There are legal limits to every power you have’. As Laws J put it, the rule for local authorities is that any action to be taken must be justified by positive law …
20.12 In Plenty v Dillon, Mason CJ, Brennan and Toohey JJ said that the principle in Entick v Carrington ‘applies to entry by persons purporting to act with the authority of the Crown as well as to entry by other persons’.
20.13 Similarly, in Halliday v Nevill, Brennan J said:
The principle applies alike to officers of government and to private persons. A police officer who enters or remains on private property without the leave and licence of the person in possession or entitled to possession commits a trespass and acts outside the course of his duty unless his entering or remaining on the premises is authorized or excused by law.
20.14 Implicit in this statement of the law is the recognition that the law—common law or statute—may authorise entry onto private property. Examples of such statutes are discussed in Chapter 16, which deals with laws authorising what would otherwise be a tort.
20.15 The protection of the landowner by the common law was so strong that protection of uninvited entrants from intentional or negligent physical injury by occupiers was slow to develop. It was only in 1828, in Bird v Holbrook, that the courts declared unlawful the deliberate maiming of a trespasser, albeit only if it was without prior warning.
 Australian Human Rights Commission, Rights and Responsibilities Consultation Report (2015) 8.
 Entick v Carrington (1765) 19 St Tr 1029; 95 ER 807. See discussion in Ch 18.
 R v Somerset County Council; Ex parte Fewings  3 All ER 20 25.
 Plenty v Dillon (1991) 171 CLR 635, 639 (Mason CJ, Brennan and Toohey JJ). Their Honours then quoted Lord Denning adopting a quotation from the Earl of Chatham. ‘“The poorest man may in his cottage bid defiance to all the forces of the Crown. It may be frail—its roof may shake—the wind may blow through it—the storm may enter—the rain may enter—but the King of England cannot enter—all his force dares not cross the threshold of the ruined tenement.” So be it—unless he has justification by law’: Southam v Smout  1 QB 308, 320.
 Halliday v Nevill (1984) 155 CLR 1, 10 (Brennan J). Brennan J was quoted in Plenty v Dillon (1991) 171 CLR 635, 639 (Mason CJ, Brennan and Toohey JJ).
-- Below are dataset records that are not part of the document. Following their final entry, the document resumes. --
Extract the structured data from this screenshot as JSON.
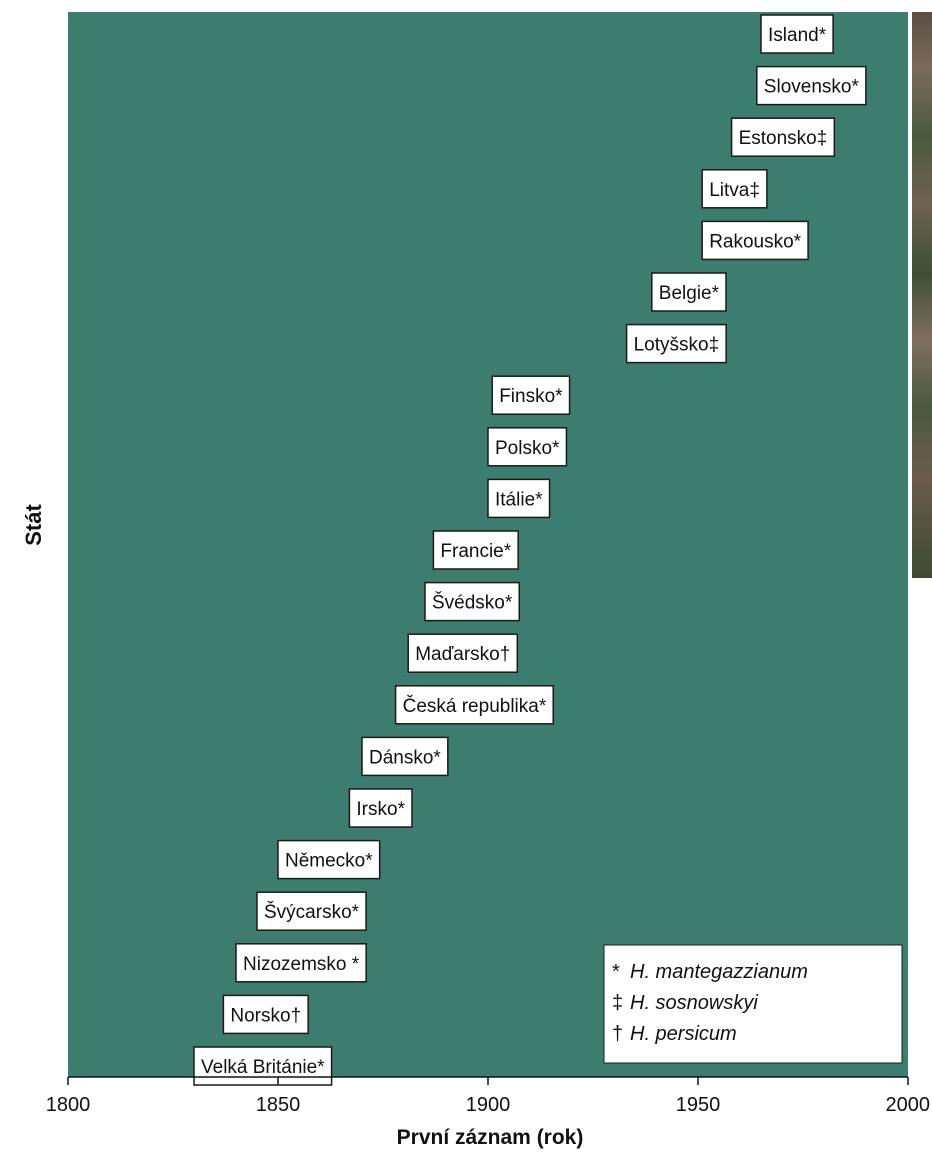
{
  "chart_data": {
    "type": "table",
    "xlabel": "První záznam (rok)",
    "ylabel": "Stát",
    "xlim": [
      1800,
      2000
    ],
    "xticks": [
      1800,
      1850,
      1900,
      1950,
      2000
    ],
    "grid": false,
    "background_color": "#3d7d70",
    "label_box_color": "#ffffff",
    "entries": [
      {
        "label": "Island*",
        "x": 1965
      },
      {
        "label": "Slovensko*",
        "x": 1964
      },
      {
        "label": "Estonsko‡",
        "x": 1958
      },
      {
        "label": "Litva‡",
        "x": 1951
      },
      {
        "label": "Rakousko*",
        "x": 1951
      },
      {
        "label": "Belgie*",
        "x": 1939
      },
      {
        "label": "Lotyšsko‡",
        "x": 1933
      },
      {
        "label": "Finsko*",
        "x": 1901
      },
      {
        "label": "Polsko*",
        "x": 1900
      },
      {
        "label": "Itálie*",
        "x": 1900
      },
      {
        "label": "Francie*",
        "x": 1887
      },
      {
        "label": "Švédsko*",
        "x": 1885
      },
      {
        "label": "Maďarsko†",
        "x": 1881
      },
      {
        "label": "Česká republika*",
        "x": 1878
      },
      {
        "label": "Dánsko*",
        "x": 1870
      },
      {
        "label": "Irsko*",
        "x": 1867
      },
      {
        "label": "Německo*",
        "x": 1850
      },
      {
        "label": "Švýcarsko*",
        "x": 1845
      },
      {
        "label": "Nizozemsko *",
        "x": 1840
      },
      {
        "label": "Norsko†",
        "x": 1837
      },
      {
        "label": "Velká Británie*",
        "x": 1830
      }
    ],
    "legend": {
      "placement": "bottom-right",
      "items": [
        {
          "symbol": "*",
          "text": "H. mantegazzianum"
        },
        {
          "symbol": "‡",
          "text": "H. sosnowskyi"
        },
        {
          "symbol": "†",
          "text": "H. persicum"
        }
      ]
    }
  }
}
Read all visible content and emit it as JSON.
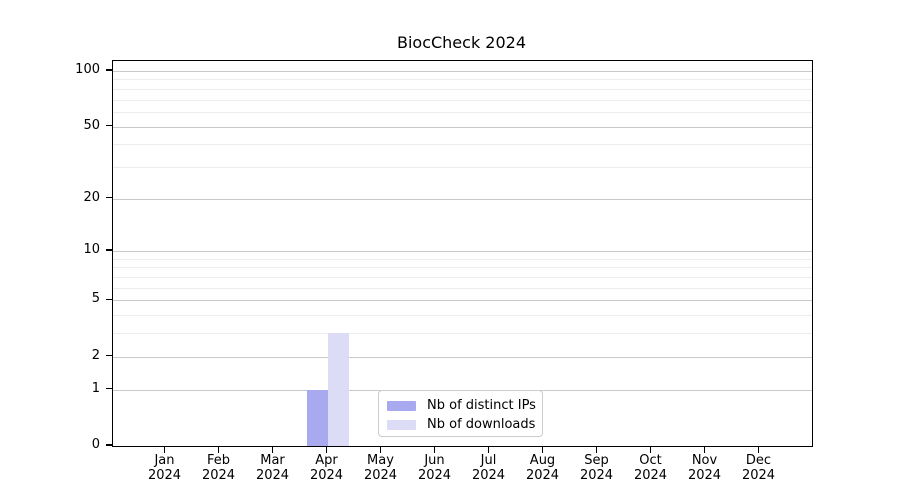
{
  "chart_data": {
    "type": "bar",
    "title": "BiocCheck 2024",
    "x": {
      "months": [
        "Jan",
        "Feb",
        "Mar",
        "Apr",
        "May",
        "Jun",
        "Jul",
        "Aug",
        "Sep",
        "Oct",
        "Nov",
        "Dec"
      ],
      "year_label": "2024"
    },
    "categories": [
      "Jan 2024",
      "Feb 2024",
      "Mar 2024",
      "Apr 2024",
      "May 2024",
      "Jun 2024",
      "Jul 2024",
      "Aug 2024",
      "Sep 2024",
      "Oct 2024",
      "Nov 2024",
      "Dec 2024"
    ],
    "series": [
      {
        "name": "Nb of distinct IPs",
        "color": "#a9a9ef",
        "values": [
          0,
          0,
          0,
          1,
          0,
          0,
          0,
          0,
          0,
          0,
          0,
          0
        ]
      },
      {
        "name": "Nb of downloads",
        "color": "#dcdcf7",
        "values": [
          0,
          0,
          0,
          3,
          0,
          0,
          0,
          0,
          0,
          0,
          0,
          0
        ]
      }
    ],
    "y_axis": {
      "scale": "log1p",
      "ticks": [
        100,
        50,
        20,
        10,
        5,
        2,
        1,
        0
      ],
      "minor_gridlines": [
        3,
        4,
        6,
        7,
        8,
        9,
        30,
        40,
        60,
        70,
        80,
        90
      ],
      "ylim": [
        0,
        100
      ]
    },
    "grid": {
      "major_color": "#c9c9c9",
      "minor_color": "#ececec"
    },
    "legend": {
      "position": "bottom-center",
      "items": [
        "Nb of distinct IPs",
        "Nb of downloads"
      ]
    },
    "frame_color": "#000000"
  }
}
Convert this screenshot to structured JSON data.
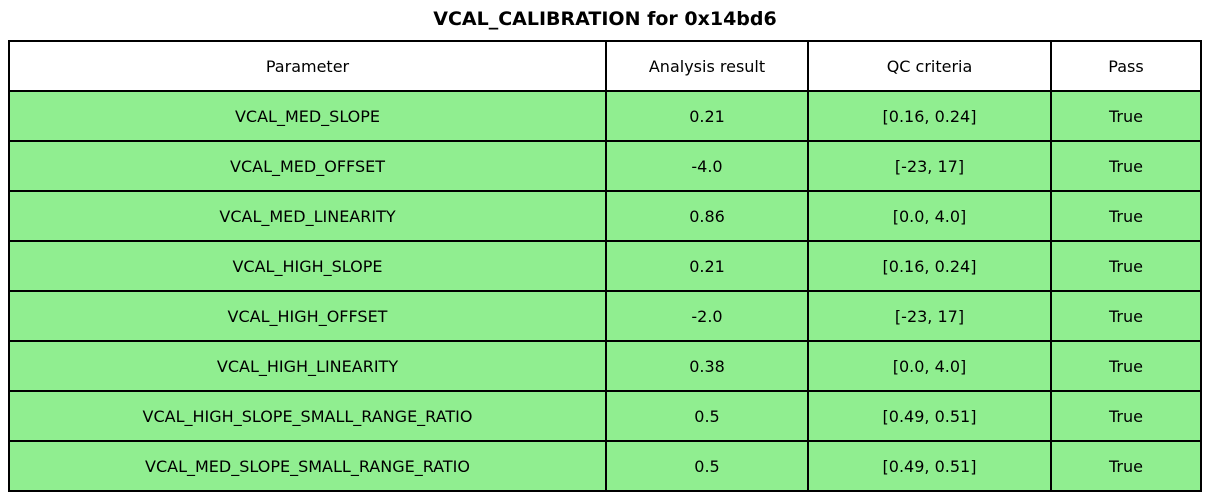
{
  "chart_data": {
    "type": "table",
    "title": "VCAL_CALIBRATION for 0x14bd6",
    "columns": [
      "Parameter",
      "Analysis result",
      "QC criteria",
      "Pass"
    ],
    "rows": [
      [
        "VCAL_MED_SLOPE",
        "0.21",
        "[0.16, 0.24]",
        "True"
      ],
      [
        "VCAL_MED_OFFSET",
        "-4.0",
        "[-23, 17]",
        "True"
      ],
      [
        "VCAL_MED_LINEARITY",
        "0.86",
        "[0.0, 4.0]",
        "True"
      ],
      [
        "VCAL_HIGH_SLOPE",
        "0.21",
        "[0.16, 0.24]",
        "True"
      ],
      [
        "VCAL_HIGH_OFFSET",
        "-2.0",
        "[-23, 17]",
        "True"
      ],
      [
        "VCAL_HIGH_LINEARITY",
        "0.38",
        "[0.0, 4.0]",
        "True"
      ],
      [
        "VCAL_HIGH_SLOPE_SMALL_RANGE_RATIO",
        "0.5",
        "[0.49, 0.51]",
        "True"
      ],
      [
        "VCAL_MED_SLOPE_SMALL_RANGE_RATIO",
        "0.5",
        "[0.49, 0.51]",
        "True"
      ]
    ],
    "layout_hints": {
      "header_row": true,
      "all_rows_pass": true
    }
  },
  "colors": {
    "pass_row_bg": "#90ee90",
    "header_bg": "#ffffff",
    "border": "#000000",
    "text": "#000000"
  }
}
In Plenty v Dillon, Gaudron and McHugh JJ said: ‘If the courts of common law do not uphold the rights of individuals by granting effective remedies, they invite anarchy, for nothing breeds social disorder as quickly as the sense of injustice which is apt to be generated by the unlawful invasion of a person’s rights, particularly when the invader is a government official’: Ibid 655.
 Bird v Holbrook (1828) 4 Bing 628; Southern Portland Cement v Cooper  AC 623 (PC); Hackshaw v Shaw (1984) 155 CLR 614. For negligent injury, trespassers were at first owed no duty of care; then, after Southern Portland Cement v Cooper, only a duty of common humanity. The High Court of Australia in Hackshaw v Shaw recognised a limited duty of reasonable care when there was a real risk that a trespasser might be present and injured: Southern Portland Cement v Cooper  AC 623 (PC); Hackshaw v Shaw (1984) 155 CLR 614.